Catarina
Ataíde. Oaço Real de Almeirim. 5 de Outubro. 1548
«(…) Certa tarde de Outono, bordava
eu com as demais damas da infanta dona Maria na sala velha do Paço de Almeirim quando
de súbito, e a propósito de nada, Sua Majestade, a Rainha, me perguntou: que novas
tens desse teu poeta, dona Catarina Ataíde? Fiquei em sobressalto e as cores tingiram-me
o rosto de uma vermelhidão tal que todas as damas repararam. Foi por Deus que as
espirituosas e doutas irmãs Sigeia, Ângela e Luísa, bem como a minha boa amiga Paula
Vicente, filha do mestre Gil, vieram em meu auxílio. Vendo-me assim alvoraçada,
Ângela Sigeia e Paula Vicente foram de prestes buscar o alaúde, pondo-se a tanger
bem alto, a fim de distrair a Rainha. Dona Catarina é astuta e tem por uso
conhecer já a resposta para tudo o que pergunta. Entretinha-se, portanto, a pôr-me
à prova. Acabado o recital, deu uma festa ao seu podengo Bejayo, que batia ruidosamente
com a cauda no soalho, e tornou à conversa. O que sabes tu de Luís Vaz? Díz-me!
Ora, Alteza, quase nada sei, além dos sonetos que me escreve e de que vós tendes
conhecimento. Vistes por vossos olhos, Alteza, quão galante é Luís Vaz a poetar.
Com efeito, dona Catarina Ataíde, não é porém à poesia que me refiro, mas ao carácter.
Tens porventura conhecimento do auto que levou a cena com o nome El-Rei Seleuco?
Quer-me parecer que aí foi Luís Vaz longe de mais. Fui colhida de surpresa.
Luís Vaz nada me contara de tal auto. Só me falara a respeito de Lilodemo e dos
Enfatriões e até me representar partes inteiras, como se estivesse no Pátio das
Comédias, que muito bem me dispuseram.
Olhei de relance para Luísa Sigeia.
Iria defendê-lo? Luísa dominava o latim e o grego e terminara havia pouco um poema,
Sintra. Eu já prometera levar-lho a Luís Vaz, para que o lesse e sobre ele opinasse,
mas não foi Luísa quem me salvou. Eu estava na sala, irrompeu Paula Vicente,
com uma vénia. E se Vossa Alteza me permite, terei de discordar. Luís Vaz não pretendeu
outra coisa que não levar a cena uma comédia à moda de Plutarco. São bem caçadas
as personagens: Ambrósio, Lançarote, Frolalta, Martirn Chinchorro..., bem gostaria
de ter estado em palco, actuando, como no tempo do senhor meu pai, o Plauto Português.
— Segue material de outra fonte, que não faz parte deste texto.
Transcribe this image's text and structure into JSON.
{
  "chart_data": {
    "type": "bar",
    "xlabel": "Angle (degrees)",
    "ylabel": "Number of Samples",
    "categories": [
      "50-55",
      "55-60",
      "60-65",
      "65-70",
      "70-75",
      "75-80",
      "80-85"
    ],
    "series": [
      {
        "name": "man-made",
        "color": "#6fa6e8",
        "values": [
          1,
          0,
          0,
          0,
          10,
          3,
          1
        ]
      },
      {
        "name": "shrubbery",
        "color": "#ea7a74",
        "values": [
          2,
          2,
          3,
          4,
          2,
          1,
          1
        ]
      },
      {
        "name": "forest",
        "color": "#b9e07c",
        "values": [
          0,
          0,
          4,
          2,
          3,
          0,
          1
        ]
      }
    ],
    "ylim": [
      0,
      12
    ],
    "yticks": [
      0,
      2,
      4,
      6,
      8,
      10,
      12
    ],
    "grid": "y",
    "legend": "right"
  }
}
Como ousava Paula Vicente contrariar a Rainha? Estás enganada, Paula Vicente, o
senhor teu pai, o nosso muito querido mestre e amigo Gil Vicente, como bem sabes,
posto que te encontras agora a compilar as suas obras, não pretendia magoar ninguém.
No Auto da Visitação, por exemplo, celebra o nascimento de El-Rei, meu marido.
Mas mesmo nas Barcas, em quem Tem Farelos, na Farsa de Inês Pereira, ou no último
auto que escreveu, Amadis de Gaula, sabia fazer-nos rir com o picaresco saber popular
das suas farsas e comédias. Lembro-me bem de como, a um tempo reproduzia a gíria
atrevida das gentes desta terra e usava belas e saborosas alegorias que nos
levavam a reflectir. Não é assim com Luís Vaz: disse-me a minha cunhada, a infanta
dona Maria, que, tal como vós, assistiu à representação, que aquilo que ali se passou
foi uma afronta. Veio de lá toda enxofrada! Confidenciou-me que o poeta escreveu
o auto de um dia para o outro, em cima do joelho e por encomenda de Estácio Fonseca.
Com tantos assuntos para levar a cena, foi precisamente dramatizar o tema doloroso
do filho apaixonado pela mulher do pai». In Maria João Lopo Carvalho, Oficina do
Livro, LeYa, 2016, ISBN 978-989-741-488-6.